既然都這麽說,我也隻好答應。當晚我給方剛打電話,他也覺得奇怪,按理說一個普通人被陰靈糾纏,沒那麽簡單就會脫離,除非那個陰靈找到更合適的人選,或者已經往生而去。不過既然連五毒油中的顏色都恢複正常,那看來就是真沒有了。
我想私下聯係王嬌,仔細問問情況,可又怕被孫喜財聽到,隻好作罷。幾天後,孫喜財發短信說火車票已經訂好,兩天後就出發,我心想事已至此,多想也沒用,去就去吧,反正孫喜財現在已經正常,我也從沒去過北京,順便正好玩玩。

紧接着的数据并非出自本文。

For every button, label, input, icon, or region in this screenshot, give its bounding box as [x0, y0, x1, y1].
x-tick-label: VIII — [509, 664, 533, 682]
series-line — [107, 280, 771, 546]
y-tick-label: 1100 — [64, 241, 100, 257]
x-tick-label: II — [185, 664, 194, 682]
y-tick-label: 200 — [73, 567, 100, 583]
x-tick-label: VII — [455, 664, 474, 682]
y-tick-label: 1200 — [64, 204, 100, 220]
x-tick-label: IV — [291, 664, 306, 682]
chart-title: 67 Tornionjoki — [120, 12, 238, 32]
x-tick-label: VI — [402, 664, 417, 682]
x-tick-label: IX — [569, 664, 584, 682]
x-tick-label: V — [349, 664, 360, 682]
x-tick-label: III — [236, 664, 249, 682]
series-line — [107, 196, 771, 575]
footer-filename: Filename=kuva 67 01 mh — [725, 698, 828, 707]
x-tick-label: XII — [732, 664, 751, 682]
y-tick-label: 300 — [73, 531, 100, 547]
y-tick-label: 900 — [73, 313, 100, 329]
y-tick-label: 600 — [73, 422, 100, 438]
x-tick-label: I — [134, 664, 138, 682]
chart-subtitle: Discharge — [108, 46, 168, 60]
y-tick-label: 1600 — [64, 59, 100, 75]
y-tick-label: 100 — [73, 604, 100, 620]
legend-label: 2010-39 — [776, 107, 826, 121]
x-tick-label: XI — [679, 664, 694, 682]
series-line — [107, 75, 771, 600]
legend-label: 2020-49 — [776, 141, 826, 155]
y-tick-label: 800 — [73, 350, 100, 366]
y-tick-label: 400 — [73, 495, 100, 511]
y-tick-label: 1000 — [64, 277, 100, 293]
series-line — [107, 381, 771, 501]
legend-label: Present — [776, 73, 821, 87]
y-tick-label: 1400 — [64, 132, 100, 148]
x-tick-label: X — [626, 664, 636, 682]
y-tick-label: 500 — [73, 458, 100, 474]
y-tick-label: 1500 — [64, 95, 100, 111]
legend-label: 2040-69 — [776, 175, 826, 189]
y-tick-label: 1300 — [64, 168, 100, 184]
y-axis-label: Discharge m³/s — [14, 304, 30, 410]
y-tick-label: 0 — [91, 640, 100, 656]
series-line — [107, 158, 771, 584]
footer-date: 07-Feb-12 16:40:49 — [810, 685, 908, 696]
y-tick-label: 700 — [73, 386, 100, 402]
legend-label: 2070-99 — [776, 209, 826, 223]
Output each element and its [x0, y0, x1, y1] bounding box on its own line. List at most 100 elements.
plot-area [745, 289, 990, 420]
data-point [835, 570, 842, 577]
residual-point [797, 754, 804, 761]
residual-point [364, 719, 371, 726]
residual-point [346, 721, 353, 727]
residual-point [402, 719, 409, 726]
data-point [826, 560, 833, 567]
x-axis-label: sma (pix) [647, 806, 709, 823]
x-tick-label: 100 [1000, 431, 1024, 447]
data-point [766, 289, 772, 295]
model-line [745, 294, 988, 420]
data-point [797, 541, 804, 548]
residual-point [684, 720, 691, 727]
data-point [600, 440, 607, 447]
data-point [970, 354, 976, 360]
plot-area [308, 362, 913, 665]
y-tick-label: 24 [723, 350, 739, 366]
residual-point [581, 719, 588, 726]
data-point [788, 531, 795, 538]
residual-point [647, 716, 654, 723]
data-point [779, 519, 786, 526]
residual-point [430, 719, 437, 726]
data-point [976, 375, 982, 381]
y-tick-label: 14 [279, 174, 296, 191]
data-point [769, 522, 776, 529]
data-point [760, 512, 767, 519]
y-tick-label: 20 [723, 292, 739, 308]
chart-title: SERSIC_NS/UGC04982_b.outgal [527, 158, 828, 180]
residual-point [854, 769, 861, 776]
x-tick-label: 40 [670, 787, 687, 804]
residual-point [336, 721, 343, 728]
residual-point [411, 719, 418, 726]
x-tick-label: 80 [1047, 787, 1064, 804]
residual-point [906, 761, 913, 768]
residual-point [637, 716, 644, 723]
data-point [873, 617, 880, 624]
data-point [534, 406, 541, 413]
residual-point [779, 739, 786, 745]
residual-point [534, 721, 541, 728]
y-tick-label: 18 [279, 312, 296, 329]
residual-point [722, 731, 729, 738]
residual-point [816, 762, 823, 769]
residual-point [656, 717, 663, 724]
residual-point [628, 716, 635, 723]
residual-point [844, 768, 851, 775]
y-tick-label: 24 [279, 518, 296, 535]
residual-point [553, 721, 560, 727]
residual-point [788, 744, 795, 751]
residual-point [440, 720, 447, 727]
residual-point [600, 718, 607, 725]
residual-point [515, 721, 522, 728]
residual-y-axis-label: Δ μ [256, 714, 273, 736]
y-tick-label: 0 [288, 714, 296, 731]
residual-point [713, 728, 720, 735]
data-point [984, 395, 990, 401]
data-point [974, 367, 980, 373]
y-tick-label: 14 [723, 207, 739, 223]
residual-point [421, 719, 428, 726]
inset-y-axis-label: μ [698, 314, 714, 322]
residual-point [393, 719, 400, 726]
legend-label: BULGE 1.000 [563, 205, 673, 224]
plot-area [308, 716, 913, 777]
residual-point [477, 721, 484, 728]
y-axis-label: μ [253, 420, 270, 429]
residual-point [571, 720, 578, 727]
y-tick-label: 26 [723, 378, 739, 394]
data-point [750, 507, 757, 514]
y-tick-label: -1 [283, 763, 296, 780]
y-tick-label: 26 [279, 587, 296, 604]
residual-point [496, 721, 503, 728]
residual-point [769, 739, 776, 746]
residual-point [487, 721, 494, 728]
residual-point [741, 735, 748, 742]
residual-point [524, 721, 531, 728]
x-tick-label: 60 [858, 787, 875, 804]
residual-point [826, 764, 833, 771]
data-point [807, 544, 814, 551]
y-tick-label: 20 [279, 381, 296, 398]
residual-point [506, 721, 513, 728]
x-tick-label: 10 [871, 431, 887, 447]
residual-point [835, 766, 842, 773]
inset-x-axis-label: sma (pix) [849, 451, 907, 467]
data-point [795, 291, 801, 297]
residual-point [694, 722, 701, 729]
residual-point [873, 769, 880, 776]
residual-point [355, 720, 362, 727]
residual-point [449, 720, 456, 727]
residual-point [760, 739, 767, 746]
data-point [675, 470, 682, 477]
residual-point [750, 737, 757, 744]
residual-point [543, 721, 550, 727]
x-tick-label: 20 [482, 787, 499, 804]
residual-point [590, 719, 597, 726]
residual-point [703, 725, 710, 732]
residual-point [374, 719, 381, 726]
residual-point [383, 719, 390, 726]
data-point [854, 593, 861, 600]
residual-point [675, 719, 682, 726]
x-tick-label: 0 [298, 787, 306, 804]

長話短說,我和孫喜財、王嬌三人乘火車到了北京,在西直門附近找了一家連鎖酒店住下。晚上去全聚德吃烤鴨,席間我們開始訂製計劃,這幾天要怎麽吃、怎麽玩才好。孫喜財極力建議明天第一站先去故宮,可我查過天氣預報發現,明天是陰天,夜間還有雷電轉中到大雨。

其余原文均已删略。